Genomic strand	1..1	MUST be one of `+` or `-`. Used to indicate the coding strand at the genomic location from which the linker sequence is derived,
Sequence	0..1	An optional literal sequence derived from the genomic location.

Regulatory Elements

Regulatory elements include a Regulatory Feature used to describe an enhancer, promoter, or other regulatory elements that constitute Regulatory Fusions. Regulatory features may also be defined by a gene with which the feature is associated (e.g. an IGH-associated enhancer element).

Regulatory Feature

Our definitions of regulatory features follows the definitions provided by the INSDC regulatory class vocabulary. In gene fusions, these are typically either enhancer or promoter features. These features may be represented as stand-alone entities with their own conceptual identifier (e.g. ENCODE cis-Regulatory Elements) or by a Genomic Location. Regulatory features may also be represented by their association with a nearby gene (e.g. regulatory fusion between MYC and IGH-associated enhancer elements).
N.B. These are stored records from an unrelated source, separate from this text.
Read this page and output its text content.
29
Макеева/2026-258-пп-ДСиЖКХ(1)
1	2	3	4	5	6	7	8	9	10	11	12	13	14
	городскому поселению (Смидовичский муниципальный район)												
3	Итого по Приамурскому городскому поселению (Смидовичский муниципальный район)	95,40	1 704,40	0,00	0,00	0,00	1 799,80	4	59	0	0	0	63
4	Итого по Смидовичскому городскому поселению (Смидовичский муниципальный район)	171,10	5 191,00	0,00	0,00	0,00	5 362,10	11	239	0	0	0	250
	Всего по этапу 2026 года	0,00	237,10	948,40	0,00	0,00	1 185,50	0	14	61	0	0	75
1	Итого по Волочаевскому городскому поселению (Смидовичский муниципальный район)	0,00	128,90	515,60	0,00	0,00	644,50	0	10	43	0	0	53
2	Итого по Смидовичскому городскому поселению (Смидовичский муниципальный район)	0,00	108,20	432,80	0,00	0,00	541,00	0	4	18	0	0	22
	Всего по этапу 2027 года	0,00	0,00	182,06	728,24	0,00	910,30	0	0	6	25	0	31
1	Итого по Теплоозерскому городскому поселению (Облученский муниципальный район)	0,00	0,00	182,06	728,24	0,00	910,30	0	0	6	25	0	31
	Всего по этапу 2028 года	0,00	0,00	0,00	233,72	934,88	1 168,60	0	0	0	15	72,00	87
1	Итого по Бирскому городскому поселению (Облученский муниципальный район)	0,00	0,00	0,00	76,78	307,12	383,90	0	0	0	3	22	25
It is expected that a regulatory feature will be described by at least (and often exactly) one of a Feature ID, Genomic location, or associated gene.

Field	Limits	Description
Regulatory class	1..1	MUST be `enhancer`, `promoter`, or another term from the INSDC regulatory class vocabulary.
Feature ID	0..1	An optional identifier for the regulatory feature, e.g. registered cis-regulatory elements from ENCODE.
Feature location	0..1	An optional Genomic Location for the regulatory feature.
Associated gene	0..1	A Gene associated with the regulatory feature.

Categorical elements

Categorical data elements are specifically used for the representation of Categorical Gene Fusions. These data elements define the key criteria for matching Assayed Gene Fusions.

Functional Domains

Categorical Gene Fusions are often characterized by the presence or absence of critical functional domains within a gene fusion.

Field	Limits	Description
Label	0..1	An optional name for the functional domain, e.g. `Protein kinase domain`.
ID	0..1	An optional namespaced identifier for the domain, e.g. interpro:IPR000719.
Sequence location	0..1	An optional Sequence Location for the domain.
Status	1..1	MUST be one of [`preserved`, `lost`]
Associated gene	1..1	The Gene associated with the domain.

Reading Frame

A common attribute of a categorical gene fusion is whether the reading frame is preserved in the expressed gene product. This is typical of protein-coding gene fusions.

Field	Limits	Description
Reading frame preserved	0..1	Boolean indicating whether the reading frame must be preserved or not.

Assayed Elements

Assayed data elements are specifically used for the representation of Assayed Gene Fusions. These data elements provide important context for downstream evaluation of Chimeric Transcript Fusions and Regulatory Fusions detected by biomedical assays.

Causative Event

The evaluation of a fusion may be influenced by the underlying mechanism that generated the fusion. Often this will be a DNA rearrangement, but it could also be a read-through or trans-splicing event.

Field	Limits	Description
Type	1..1	The type of event that generated the fusion. May be `rearrangement`, `read-through`, or `trans-splicing`.
Description	0..1	For rearrangements, this field is useful for characterizing the rearrangement. This could be a string describing the rearrangement with an appropriate nomenclature (e.g. ISCN or HGVS), or an equivalent data structure.

Assay

Metadata about the assay that detected the fusion–and whether that fusion was directly detected by the assay or inferred–is useful to preserve for downstream evaluation.

Field	Limits	Description
Name	1..1	A human-readable name for the assay. Should match the label for the assay ID, e.g. `fluorescence in-situ hybridization assay` for obi:OBI_0003094.
ID	1..1	An ID for the assay concept, e.g. obi:OBI_0003094 from the Ontology for Biomedical Investigations.
Fusion detection	1..1	MUST be one of [direct, inferred]. Direct detection methods (e.g. RNA-seq, RT-PCR) directly interrogate chimeric transcript junctions. Inferred detection methods (e.g. WGS, FISH) infer the existence of a fusion in the presence of compatible biomarkers (e.g. ALK rearrangements in non-small cell lung cancers).
Method URI	1..1	A URI pointing to the methodological details of the assay.